Sergei Prokofiev's Piano Sonata No. 4 in C minor, Op. 29, subtitled D’après des vieux cahiers, or After Old Notebooks, was composed in 1917 and premiered on April 17 the next year by the composer himself in Petrograd. The work was dedicated to Prokofiev's late friend Maximilian Schmidthof, whose suicide in 1913 had shocked and saddened the composer.

==Movements==
The piano sonata has three movements:

==Style==
In his notes accompanying the full set of recordings of Prokofiev's sonatas by Boris Berman, David Fanning states the following:

Whether the restrained, even brooding quality of much of the Fourth Sonata relates in any direct way to Schmidthof's death is uncertain, but it is certainly striking that the first two movements both start gloomily in the piano's low register. Allegro molto sostenuto is the intriguing and apt marking for the first, in which a hesitant and uncertain mood prevails - the reverse of Prokofiev's usual self-confidence. The Andante assai second movement alternates between progressively more elaborate statements of the opening theme and a nostalgic lyrical episode reminiscent of a Rachmaninov Etude-tableau; finally the two themes are heard in combination. With the rumbustious finale Prokofiev seems to be feeling himself again. But for all the gymnastics with which the main theme is varied there is less showiness in this essentially rather introvert work than in any of the other piano sonatas.

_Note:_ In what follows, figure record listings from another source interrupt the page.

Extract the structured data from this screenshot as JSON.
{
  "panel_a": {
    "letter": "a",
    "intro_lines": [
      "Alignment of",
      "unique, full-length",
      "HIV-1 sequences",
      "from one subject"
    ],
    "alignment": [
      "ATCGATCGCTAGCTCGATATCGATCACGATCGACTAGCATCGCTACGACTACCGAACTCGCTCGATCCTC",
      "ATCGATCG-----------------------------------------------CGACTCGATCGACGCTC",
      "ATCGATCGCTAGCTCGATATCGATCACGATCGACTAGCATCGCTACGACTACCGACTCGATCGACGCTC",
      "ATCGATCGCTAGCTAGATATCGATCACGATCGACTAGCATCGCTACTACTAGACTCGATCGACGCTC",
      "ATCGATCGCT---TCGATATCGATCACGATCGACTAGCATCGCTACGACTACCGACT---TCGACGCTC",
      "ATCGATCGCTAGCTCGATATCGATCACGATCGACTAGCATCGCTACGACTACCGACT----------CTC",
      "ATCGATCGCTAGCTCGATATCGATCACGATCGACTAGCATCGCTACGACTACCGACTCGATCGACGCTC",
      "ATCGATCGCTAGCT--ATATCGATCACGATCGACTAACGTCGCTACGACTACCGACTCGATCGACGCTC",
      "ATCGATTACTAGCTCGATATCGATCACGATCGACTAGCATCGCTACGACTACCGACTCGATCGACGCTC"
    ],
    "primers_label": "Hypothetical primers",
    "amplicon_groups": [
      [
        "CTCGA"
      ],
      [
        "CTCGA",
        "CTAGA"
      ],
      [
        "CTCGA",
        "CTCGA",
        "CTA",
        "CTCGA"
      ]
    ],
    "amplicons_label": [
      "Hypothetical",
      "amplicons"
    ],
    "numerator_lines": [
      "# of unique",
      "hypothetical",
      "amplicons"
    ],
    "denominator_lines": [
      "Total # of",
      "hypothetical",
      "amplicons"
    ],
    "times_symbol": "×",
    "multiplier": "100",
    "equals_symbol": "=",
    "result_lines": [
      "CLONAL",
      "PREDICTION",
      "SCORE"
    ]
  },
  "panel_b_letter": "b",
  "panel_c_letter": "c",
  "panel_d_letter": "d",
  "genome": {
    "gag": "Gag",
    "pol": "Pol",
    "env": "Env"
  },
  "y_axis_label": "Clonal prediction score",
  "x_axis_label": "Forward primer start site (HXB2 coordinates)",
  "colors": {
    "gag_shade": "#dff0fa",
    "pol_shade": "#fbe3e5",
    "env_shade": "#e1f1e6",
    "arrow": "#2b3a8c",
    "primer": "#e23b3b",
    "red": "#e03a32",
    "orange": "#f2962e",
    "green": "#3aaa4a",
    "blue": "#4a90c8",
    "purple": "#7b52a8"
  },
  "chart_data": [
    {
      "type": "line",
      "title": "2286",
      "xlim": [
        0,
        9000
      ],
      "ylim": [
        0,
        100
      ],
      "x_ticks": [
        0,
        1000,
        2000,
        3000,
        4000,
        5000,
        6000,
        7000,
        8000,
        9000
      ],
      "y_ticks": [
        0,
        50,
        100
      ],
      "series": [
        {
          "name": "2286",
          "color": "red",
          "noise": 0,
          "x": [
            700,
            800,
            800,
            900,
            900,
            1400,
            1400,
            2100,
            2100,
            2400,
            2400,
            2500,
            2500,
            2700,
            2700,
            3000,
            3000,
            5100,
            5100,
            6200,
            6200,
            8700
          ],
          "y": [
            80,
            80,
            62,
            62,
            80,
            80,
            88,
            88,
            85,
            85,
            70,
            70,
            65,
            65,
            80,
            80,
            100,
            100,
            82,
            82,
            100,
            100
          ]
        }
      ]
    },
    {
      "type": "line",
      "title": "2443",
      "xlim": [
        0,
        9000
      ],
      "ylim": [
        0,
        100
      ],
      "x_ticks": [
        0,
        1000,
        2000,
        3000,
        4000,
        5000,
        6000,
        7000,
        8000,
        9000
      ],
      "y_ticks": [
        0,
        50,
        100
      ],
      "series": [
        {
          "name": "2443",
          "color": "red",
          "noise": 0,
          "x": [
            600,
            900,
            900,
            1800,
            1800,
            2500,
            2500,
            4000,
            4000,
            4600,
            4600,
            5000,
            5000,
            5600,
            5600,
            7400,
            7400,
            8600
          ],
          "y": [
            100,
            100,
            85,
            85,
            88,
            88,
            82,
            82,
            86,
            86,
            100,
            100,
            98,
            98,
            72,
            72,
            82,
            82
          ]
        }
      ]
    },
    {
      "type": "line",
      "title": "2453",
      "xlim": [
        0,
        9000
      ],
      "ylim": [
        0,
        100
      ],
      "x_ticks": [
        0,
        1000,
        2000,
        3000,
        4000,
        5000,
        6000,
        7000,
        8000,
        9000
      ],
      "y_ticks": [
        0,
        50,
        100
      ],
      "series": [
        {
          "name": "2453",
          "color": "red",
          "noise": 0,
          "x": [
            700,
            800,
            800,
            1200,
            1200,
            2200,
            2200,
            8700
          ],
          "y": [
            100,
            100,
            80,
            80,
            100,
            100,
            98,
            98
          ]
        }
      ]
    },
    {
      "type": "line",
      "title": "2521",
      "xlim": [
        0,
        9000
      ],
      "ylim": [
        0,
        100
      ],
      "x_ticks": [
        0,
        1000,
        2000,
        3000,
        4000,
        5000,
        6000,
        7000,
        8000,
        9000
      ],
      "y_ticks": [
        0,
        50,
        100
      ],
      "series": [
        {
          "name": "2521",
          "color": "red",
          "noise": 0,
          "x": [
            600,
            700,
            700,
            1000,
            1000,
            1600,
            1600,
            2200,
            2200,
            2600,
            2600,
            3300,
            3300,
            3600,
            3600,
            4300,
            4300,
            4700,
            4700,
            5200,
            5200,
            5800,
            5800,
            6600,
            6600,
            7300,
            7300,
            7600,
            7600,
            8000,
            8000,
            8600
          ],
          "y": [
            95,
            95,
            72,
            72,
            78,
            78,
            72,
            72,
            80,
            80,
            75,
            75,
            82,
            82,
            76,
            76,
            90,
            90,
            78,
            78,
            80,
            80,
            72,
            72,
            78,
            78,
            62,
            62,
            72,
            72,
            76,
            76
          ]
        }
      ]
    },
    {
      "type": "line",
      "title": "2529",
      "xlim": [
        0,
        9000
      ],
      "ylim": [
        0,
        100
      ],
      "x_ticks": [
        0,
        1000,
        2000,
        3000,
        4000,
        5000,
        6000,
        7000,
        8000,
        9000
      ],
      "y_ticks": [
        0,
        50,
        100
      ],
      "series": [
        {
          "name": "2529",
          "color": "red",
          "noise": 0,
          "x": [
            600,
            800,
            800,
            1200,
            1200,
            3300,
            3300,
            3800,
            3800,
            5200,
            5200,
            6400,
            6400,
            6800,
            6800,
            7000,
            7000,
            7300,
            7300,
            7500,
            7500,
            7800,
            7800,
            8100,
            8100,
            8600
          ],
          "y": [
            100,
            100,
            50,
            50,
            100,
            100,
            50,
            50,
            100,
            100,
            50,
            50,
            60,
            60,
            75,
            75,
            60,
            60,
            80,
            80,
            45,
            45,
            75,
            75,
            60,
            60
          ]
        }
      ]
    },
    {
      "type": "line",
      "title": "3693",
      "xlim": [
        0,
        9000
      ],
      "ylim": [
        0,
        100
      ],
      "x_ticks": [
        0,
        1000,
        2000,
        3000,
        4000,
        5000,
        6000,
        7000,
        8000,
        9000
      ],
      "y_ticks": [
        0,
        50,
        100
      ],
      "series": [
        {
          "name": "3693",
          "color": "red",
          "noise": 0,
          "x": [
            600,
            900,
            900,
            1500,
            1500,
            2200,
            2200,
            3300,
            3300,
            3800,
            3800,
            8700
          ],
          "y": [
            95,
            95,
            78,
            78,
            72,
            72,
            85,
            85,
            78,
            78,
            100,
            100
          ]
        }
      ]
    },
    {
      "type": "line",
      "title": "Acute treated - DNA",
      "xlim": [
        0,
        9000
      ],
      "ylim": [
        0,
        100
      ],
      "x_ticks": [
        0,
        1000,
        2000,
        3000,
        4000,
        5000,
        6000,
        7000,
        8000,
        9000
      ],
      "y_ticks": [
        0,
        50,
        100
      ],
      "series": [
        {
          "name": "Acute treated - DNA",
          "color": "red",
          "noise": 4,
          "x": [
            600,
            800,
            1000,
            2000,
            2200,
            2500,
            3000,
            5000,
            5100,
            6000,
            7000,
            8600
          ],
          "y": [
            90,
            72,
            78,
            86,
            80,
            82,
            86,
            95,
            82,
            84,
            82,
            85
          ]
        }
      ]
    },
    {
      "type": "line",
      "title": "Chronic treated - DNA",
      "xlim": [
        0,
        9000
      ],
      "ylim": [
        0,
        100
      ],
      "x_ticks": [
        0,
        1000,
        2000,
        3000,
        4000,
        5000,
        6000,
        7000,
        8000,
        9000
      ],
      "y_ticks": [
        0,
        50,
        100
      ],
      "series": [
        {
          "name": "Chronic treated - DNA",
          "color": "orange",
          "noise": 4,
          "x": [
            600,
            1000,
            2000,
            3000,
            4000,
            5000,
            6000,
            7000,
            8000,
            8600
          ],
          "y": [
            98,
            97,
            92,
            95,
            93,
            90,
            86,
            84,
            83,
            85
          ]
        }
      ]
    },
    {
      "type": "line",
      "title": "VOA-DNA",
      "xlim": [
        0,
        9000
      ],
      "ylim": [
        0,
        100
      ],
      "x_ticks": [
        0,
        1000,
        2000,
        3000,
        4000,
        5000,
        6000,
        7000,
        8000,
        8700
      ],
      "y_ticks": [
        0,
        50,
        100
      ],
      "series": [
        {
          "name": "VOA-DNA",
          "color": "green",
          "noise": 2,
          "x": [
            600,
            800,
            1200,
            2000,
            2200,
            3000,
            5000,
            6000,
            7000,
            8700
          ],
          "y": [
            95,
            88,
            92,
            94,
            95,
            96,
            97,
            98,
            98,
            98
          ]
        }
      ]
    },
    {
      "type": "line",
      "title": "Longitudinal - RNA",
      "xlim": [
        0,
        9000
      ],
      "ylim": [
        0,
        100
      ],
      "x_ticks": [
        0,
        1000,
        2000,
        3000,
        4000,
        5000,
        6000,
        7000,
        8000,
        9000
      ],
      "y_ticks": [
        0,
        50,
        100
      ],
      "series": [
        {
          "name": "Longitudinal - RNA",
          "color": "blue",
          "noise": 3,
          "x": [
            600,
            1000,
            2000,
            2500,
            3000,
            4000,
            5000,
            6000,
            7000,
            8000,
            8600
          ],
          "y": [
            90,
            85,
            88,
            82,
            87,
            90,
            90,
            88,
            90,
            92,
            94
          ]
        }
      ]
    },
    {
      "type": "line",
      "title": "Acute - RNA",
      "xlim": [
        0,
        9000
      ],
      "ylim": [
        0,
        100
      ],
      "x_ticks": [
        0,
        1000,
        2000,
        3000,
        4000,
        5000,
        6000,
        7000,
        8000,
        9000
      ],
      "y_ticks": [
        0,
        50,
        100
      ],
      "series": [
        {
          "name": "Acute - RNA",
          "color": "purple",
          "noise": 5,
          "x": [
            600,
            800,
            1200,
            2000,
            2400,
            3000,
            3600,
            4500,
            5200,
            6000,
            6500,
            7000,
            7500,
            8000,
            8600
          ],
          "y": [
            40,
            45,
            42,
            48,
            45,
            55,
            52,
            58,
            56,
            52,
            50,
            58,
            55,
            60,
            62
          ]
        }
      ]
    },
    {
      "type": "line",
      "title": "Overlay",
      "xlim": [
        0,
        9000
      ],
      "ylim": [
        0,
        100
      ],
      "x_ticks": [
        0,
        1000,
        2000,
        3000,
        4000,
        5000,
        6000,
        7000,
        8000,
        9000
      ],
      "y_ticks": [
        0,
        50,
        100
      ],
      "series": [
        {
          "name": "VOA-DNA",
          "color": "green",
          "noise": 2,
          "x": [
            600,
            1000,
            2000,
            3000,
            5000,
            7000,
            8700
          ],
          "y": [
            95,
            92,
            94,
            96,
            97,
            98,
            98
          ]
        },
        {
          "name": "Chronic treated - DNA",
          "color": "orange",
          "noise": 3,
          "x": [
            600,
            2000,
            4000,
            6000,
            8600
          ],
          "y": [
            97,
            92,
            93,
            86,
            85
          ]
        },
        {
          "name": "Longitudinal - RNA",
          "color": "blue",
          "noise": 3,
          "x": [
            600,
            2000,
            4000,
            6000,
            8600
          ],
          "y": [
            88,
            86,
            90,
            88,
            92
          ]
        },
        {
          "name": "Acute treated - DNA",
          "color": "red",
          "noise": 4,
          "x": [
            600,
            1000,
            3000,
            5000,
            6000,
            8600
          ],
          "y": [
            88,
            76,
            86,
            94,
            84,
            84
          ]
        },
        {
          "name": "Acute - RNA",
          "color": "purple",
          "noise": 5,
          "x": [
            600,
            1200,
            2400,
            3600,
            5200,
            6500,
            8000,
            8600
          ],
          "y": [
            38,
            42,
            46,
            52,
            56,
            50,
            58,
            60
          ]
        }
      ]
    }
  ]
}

In his own notes accompanying the full set of recordings of Prokofiev's piano works by Frederic Chiu, he writes:

Poles apart from the high-energy display of its twin, the Fourth Sonata looks inwardly. Its first movement is the most tenebrous movement in all of the Sonatas. Buried deep in the lower third of the keyboard where the close motion and full chords speak with difficulty, the irregular placement of slurred two-note motifs in triple time creates an ambiguous pulsation, which the later appearance of a light, chirping melody does nothing to clarify. This play with rhythm and sound was a rare experiment for Prokofiev, whose preferred musical genre was the march, and whose consistent rhythmic intelligibility is a joy for ballet dancers everywhere.
The second movement provides no respite from the darkness. The cloudy atmosphere persists, created by the multiple layers of musical activity, which also reflects the movement’s origins as a symphonic work.
Prokofiev the prankster makes a late but unmistakable appearance in the finale and, as always, rides the thin line between amusement and offense. The music begins by parodying the Alberti bass accompaniments so common in Classical piano writing, perks up what would otherwise be an unremarkable series of descending arpeggios by “missing” the bottom of each group by a half step, and otherwise creates havoc by haphazardly misplacing melodic notes by an octave.